The abiding wisdom is that journalists can’t question this; they must remain steadfastly neutral and cover the world “as it is.” We must be impartial and follow the agenda, covering it fairly and accurately.

This theory of journalism holds sway over the whole establishment and their breeding ground in the Ivy League. I have just been through nine months of imbibing this at Columbia University.

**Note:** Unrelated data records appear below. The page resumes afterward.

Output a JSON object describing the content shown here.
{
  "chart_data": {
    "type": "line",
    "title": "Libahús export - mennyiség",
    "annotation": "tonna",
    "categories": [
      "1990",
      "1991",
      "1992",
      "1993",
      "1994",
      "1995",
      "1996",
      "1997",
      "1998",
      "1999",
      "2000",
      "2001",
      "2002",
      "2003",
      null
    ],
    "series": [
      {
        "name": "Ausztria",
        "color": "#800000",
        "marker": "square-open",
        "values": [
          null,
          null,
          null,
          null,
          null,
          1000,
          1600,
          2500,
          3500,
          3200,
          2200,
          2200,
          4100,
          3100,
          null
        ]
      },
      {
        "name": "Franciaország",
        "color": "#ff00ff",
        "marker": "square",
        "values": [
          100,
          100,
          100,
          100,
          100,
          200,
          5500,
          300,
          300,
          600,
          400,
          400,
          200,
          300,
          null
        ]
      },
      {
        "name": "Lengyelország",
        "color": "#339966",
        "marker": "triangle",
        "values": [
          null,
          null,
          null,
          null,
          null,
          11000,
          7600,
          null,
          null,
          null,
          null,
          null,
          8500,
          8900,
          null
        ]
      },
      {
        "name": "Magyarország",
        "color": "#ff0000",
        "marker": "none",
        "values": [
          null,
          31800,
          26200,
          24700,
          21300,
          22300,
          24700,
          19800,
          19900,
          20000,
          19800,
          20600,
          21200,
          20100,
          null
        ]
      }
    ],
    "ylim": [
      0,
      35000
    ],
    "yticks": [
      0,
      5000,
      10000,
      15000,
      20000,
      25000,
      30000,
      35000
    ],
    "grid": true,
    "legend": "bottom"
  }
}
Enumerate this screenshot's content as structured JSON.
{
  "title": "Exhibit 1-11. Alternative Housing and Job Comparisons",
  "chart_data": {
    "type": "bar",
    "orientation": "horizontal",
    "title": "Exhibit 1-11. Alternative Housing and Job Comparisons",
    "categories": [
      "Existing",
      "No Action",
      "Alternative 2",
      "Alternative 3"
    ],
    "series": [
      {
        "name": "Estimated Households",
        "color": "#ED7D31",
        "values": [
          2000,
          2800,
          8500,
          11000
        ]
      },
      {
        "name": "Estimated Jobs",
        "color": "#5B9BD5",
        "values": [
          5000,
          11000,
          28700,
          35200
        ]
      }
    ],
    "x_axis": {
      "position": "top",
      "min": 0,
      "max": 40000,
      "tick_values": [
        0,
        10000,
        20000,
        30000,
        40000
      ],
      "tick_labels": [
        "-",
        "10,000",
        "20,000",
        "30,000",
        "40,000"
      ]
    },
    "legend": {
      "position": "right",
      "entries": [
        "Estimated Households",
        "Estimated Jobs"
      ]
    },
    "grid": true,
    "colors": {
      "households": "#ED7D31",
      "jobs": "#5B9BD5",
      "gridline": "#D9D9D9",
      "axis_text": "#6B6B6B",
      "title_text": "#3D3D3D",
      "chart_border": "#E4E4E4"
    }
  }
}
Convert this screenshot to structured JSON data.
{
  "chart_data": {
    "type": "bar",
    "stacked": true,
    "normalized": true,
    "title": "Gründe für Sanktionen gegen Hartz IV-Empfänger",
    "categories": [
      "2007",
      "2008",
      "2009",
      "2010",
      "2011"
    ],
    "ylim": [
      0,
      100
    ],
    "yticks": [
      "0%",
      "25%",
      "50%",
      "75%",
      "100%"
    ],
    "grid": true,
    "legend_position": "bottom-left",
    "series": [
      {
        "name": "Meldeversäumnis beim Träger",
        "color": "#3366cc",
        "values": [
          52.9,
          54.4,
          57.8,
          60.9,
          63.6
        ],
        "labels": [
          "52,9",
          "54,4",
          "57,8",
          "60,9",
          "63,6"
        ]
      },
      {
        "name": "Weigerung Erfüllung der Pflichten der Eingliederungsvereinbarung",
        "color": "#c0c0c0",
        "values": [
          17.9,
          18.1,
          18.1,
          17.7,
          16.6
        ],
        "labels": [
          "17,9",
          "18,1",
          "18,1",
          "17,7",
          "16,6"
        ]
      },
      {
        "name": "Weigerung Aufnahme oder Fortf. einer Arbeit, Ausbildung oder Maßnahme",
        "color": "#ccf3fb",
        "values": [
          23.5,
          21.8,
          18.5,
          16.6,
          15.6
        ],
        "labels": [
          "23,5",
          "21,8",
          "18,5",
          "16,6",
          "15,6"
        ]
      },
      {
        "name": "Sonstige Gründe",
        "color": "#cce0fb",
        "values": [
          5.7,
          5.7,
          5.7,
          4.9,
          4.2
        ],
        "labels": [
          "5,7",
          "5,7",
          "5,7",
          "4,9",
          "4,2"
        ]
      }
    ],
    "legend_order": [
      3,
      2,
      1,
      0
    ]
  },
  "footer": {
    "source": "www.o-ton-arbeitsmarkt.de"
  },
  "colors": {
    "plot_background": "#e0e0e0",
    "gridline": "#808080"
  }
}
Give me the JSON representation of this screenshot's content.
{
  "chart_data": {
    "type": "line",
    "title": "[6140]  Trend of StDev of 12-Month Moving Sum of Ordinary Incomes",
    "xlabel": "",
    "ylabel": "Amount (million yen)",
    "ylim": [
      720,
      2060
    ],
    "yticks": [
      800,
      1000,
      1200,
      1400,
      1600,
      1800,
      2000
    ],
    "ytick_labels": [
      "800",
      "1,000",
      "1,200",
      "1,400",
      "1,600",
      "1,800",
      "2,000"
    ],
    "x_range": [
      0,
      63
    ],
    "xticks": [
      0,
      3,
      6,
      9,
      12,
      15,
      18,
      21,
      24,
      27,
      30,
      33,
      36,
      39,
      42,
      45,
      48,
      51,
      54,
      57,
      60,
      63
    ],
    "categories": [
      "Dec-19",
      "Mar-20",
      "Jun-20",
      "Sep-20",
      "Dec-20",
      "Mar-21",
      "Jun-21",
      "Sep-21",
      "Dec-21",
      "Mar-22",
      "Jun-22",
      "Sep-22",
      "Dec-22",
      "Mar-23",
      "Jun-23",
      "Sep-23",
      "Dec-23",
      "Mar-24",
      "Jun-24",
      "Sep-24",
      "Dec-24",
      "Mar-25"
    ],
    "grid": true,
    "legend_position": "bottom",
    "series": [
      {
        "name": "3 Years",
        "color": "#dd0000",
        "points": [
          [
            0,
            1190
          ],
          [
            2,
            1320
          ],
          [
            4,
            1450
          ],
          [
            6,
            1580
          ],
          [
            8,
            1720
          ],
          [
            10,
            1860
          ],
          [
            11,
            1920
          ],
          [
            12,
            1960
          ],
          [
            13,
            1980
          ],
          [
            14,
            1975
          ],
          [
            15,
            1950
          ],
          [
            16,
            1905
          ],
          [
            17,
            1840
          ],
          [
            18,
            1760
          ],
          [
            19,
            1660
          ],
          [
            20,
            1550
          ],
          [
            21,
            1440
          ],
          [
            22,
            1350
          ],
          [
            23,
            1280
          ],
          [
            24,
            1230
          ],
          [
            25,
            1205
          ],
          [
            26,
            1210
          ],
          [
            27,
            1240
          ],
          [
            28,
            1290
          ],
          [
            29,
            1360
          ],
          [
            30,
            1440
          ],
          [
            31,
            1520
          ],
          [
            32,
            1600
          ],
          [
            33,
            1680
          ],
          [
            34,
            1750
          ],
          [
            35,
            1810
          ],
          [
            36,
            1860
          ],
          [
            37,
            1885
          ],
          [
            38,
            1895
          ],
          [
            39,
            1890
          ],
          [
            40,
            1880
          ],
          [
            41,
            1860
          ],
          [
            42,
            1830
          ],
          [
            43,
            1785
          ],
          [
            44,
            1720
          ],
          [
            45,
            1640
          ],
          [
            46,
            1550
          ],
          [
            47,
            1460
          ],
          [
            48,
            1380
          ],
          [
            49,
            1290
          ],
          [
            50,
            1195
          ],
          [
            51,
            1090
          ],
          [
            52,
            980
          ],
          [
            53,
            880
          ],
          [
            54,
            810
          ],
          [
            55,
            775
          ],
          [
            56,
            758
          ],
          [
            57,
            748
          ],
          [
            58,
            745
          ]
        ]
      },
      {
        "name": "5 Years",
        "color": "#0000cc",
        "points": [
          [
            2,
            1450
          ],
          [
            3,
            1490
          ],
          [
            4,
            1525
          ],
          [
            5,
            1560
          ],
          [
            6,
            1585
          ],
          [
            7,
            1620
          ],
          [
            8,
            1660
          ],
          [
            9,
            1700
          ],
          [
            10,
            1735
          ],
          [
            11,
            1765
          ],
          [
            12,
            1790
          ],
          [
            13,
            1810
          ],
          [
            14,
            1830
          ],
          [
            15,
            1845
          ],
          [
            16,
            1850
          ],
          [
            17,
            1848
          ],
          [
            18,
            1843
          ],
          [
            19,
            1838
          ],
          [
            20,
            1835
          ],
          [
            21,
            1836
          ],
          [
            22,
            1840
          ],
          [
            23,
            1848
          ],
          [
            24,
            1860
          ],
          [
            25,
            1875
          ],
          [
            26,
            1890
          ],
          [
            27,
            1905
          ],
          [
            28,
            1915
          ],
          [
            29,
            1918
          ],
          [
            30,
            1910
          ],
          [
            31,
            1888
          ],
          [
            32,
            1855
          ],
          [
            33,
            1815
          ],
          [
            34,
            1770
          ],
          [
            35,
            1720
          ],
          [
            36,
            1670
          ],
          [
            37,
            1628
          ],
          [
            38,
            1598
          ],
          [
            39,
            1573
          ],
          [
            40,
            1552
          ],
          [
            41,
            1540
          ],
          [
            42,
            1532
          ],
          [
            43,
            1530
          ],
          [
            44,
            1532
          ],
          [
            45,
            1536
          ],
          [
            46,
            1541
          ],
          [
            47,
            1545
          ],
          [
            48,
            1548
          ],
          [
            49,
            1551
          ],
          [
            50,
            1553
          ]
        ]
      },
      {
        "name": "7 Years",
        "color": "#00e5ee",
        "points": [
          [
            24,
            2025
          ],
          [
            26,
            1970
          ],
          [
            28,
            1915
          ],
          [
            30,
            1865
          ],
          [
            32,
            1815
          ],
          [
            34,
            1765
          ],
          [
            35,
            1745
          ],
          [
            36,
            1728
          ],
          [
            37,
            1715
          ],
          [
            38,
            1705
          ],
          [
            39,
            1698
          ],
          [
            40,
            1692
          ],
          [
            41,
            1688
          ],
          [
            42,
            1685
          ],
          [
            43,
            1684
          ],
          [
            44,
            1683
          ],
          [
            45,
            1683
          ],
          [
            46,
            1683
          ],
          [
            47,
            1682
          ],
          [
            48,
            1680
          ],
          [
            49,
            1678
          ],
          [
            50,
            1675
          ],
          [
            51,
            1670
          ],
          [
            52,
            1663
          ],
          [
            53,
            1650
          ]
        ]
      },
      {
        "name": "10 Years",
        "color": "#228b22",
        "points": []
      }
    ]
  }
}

The trouble is that there exists no such thing as “neutrality” and the world is too multifarious to capture it in its full richness, which is what the term “as it is” must demand. Choosing what to put in and what to keep out is a function of bias in itself.

Even our everyday rhetoric is imbued with connotations and substratum meaning that we have no hope of comprehending because we are so far steeped in it. If you use the wording of the mainstream media you are instantly taking a position without even realizing: you used the “war on terror” instead of “war of terror,” you used the phrase “humanitarian intervention” instead of “military assault,” you used the word “neoliberalism” instead of “economic imperialism.” None of these antinodes have a rational claim to supremacy, but the fact that we reflexively use the former instead of the latter reveals the hidden presuppositions that are so deeply embedded as to be invisible to your standard career-minded dupe journalist. Not using these terms make you the radical, while the people who conceive of it are the self-avowed “moderates.”

At some point it becomes hard to fathom whether the dire state of the media is because journalists are on the whole dumb or, more insidiously, they refuse to critically analyze these currents because they know that their careers will suffer if they do. Maybe it’s a combination of retardation and egoism that is eroding the edifice.

Take say, the furor around Rev. Jeremiah Wright (who was a rare moment of clear-sightedness in the election campaign). He was tarnished as a radical and racist and every other standard epithet dished out to someone who doesn’t sit snugly in the one-dial ideological consensus. What was left out of the filthy coverage was that when Martin Luther King was alive (and hated by mainstream society) he was saying things like, “My country is the greatest purveyor of violence in the world today,” which resonates jarringly with Wright’s pronouncements. Of course, the canonization of radicals is only allowed after their power has been blunted, but the inability of the media to even fathom the links between the rhetoric of the two men is either a collective moment of amnesia or a shocking dereliction of duty so as not to rock the boat.

Essentially the problem isn’t that the media covers silly infantile stories, it’s that they don’t cover the serious ones. Politicos are playing a game, an important game because they govern us; the media’s job must be to breakdown the gloss of government and the patina of PR.